Bailit Health consultants told the cabinet that according to “economic theory, individuals have a greater response to a risk of loss, than they do to the possibility of reward.” Applying that economic theory to health care, “it’s reasonable to expect that providers will be more responsive to improving care delivery if they are in a shared risk arrangement, rather than in a shared savings arrangement,” Bailit concluded.
But advocates reminded state officials that they promised not to implement a downside risk payment reform on the Medicaid population. The planning documents submitted to the federal Centers for Medicaid and Medicare Services stated that “There will be no downside risk,” applied to the Medicaid population.
“It’s a big experiment. Let’s not put you and me in this program unless we know it’s safe,” Sheldon Toubman, an attorney with New Haven Legal Assistance, told Wyman.
After the meeting Wyman clarified her remarks and said they wouldn’t consider implementing downside risk until the State Innovation Model grant expires in 2019.
“It’s not off the table. Nothing is off the table,” Wyman said.
She said the cabinet will be discussing it and there’s nothing the current administration can do in order to force future administrations from considering it.
“We don’t see the promise as being that limited,” Toubman said.
Toubman and other advocates who have opposed downside risk are not going to be happy that it’s still under consideration into the future.
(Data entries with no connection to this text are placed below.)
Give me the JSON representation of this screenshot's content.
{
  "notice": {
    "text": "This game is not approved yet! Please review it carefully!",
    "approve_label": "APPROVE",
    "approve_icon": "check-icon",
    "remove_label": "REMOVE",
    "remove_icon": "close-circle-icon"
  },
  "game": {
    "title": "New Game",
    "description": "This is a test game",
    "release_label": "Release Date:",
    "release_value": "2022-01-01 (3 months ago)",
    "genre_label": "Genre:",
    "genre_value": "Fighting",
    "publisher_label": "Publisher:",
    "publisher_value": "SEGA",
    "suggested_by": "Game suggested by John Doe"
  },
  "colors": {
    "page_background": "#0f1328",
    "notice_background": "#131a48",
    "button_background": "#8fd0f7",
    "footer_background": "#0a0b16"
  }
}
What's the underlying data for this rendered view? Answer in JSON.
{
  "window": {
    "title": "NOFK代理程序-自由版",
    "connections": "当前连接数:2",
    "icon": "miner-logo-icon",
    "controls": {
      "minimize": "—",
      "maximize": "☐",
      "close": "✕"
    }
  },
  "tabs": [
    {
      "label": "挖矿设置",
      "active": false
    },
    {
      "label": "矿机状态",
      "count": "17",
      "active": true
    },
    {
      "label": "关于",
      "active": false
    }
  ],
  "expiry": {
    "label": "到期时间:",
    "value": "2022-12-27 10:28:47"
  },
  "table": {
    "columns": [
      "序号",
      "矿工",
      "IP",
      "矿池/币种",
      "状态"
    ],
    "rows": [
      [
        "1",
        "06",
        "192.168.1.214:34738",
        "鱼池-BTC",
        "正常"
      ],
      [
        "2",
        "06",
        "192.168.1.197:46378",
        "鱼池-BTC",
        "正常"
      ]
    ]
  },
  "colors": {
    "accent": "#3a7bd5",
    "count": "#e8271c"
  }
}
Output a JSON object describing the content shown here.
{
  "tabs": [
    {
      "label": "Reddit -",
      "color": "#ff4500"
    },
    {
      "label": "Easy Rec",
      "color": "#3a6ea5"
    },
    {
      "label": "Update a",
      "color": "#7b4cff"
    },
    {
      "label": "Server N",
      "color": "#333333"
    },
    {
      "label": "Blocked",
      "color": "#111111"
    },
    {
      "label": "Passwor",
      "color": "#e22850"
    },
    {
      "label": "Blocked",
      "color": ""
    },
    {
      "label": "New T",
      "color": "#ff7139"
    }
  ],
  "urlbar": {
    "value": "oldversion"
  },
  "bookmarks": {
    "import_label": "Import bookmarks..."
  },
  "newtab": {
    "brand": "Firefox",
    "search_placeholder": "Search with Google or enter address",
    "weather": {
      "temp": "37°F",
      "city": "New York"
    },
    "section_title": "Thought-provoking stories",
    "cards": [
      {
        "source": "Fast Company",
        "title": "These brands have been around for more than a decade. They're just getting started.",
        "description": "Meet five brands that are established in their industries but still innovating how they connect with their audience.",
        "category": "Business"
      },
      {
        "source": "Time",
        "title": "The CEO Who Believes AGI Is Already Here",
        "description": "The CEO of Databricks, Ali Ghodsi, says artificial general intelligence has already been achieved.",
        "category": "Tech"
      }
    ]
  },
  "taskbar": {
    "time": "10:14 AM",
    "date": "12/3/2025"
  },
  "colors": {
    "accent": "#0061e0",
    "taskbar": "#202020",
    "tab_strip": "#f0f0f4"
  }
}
“It is not consistent with the promises previously made by the administration, which they say they want to honor,” Toubman said. “It also would be destructive to the universally recognized success the Medicaid program has had in both improving access to care and saving money for Connecticut’s taxpayers, without putting that kind of harmful risk on providers. It baffles me why they would want to threaten this success.”
The Health Care Cabinet is expected to adopt its final recommendations for cost-containment and payment reform that will impact the entire healthcare system on Nov. 1.